La voie verte traverse deux villages situés à proximité du fleuve Dordogne : Calviac puis Rouffillac. Je ne m’y arrête pas. Au contraire, j’accélère sur environ 200 mètres en forçant sur mes cuisses. Je me concentre sur mes jambes tout en détendant le haut de mon corps. Les battements de mon cœur s’accélèrent. Je vois sur la piste une ombre formée par un arbre. Ce sera ma ligne d’arrivée. Je donne toute mon énergie pour augmenter ma vitesse, avant de relâcher mes efforts lorsque j’atteins l’ombre. Cet exercice permet de muscler les cuisses et les mollets, ce qui aide à éviter les blessures.
Après une trentaine de minutes, je vois à ma gauche un petit bâtiment à un étage.

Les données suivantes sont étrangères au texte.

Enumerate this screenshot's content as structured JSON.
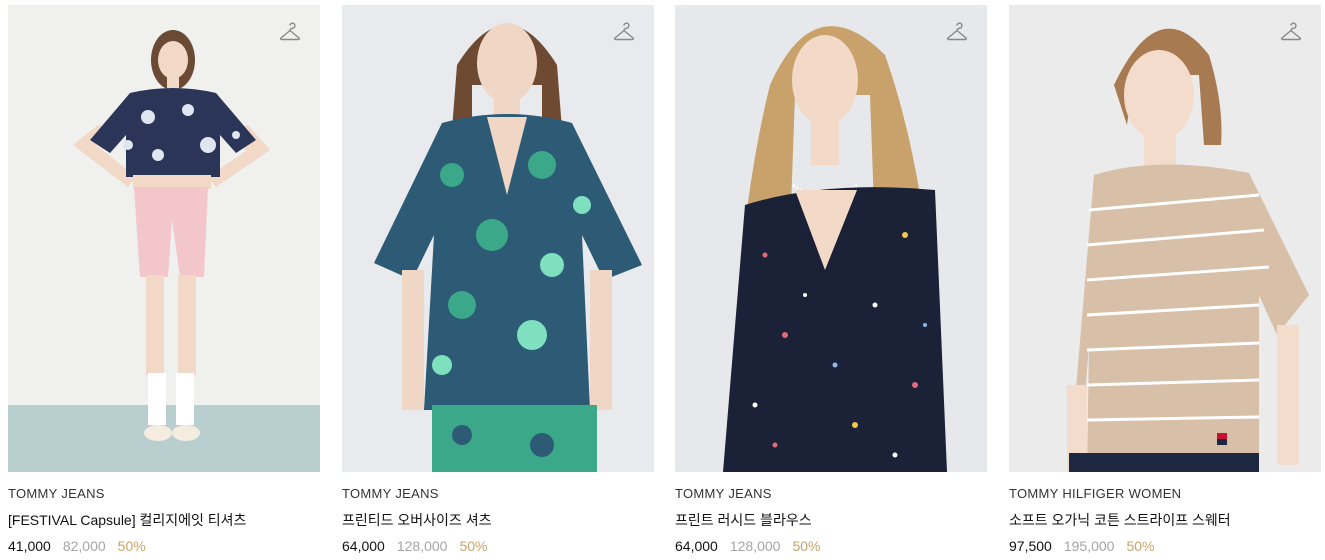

Je m’arrête par curiosité et lis les inscriptions qui ornent la façade. C’est l’ancienne gare de Carlux. Elle accueille l’espace Robert Doisneau. Sa présence ici me surprend.
Des photos en noir et blanc représentent des personnes qui prennent la pose devant la gare. Ils semblent attendre un train. Sur une autre, je vois des jeunes gens dans des canoës qui lèvent les bras et sourient.
À l’intérieur, une employée sympathique me dit que le musée va bientôt fermer ses portes. Je prendrai le temps de le visiter demain. Pour le moment, il faut trouver un lieu pour dormir :
– « Savez-vous où je pourrais poser ma tente cette nuit dans les environs ?
– Non, je ne sais pas, mais vous trouverez un endroit. Restez près de la voie verte ».
En allant à mon vélo, je remarque une terrasse d’un café de l’autre côté de l’ancienne gare. Je pourrais prendre un petit-déjeuner ici demain matin.
Après avoir dépassé le village de Peyrillac, je commence à chercher un endroit pour dormir. Les champs qui longent la voie verte seraient idéaux s’ils n’étaient pas exposés à la vue des personnes qui pourraient passer là.
Un croisement, je tourne à droite puis rejoins un chemin de terre. La poussière apparaît. Tout en roulant, j’observe les environs. Les zones qui entourent le chemin sont couvertes d’une végétation trop dense pour pouvoir y poser une tente.
Soudain, la Dordogne apparaît. Aucune habitation n’est visible aux alentours. Au bout du chemin, je rejoins le fleuve. J’entends des pêcheurs, mais ne les vois pas. Je longe le fleuve pour trouver un endroit adapté. Celui-ci doit être à l’abri de regards et facile d’accès.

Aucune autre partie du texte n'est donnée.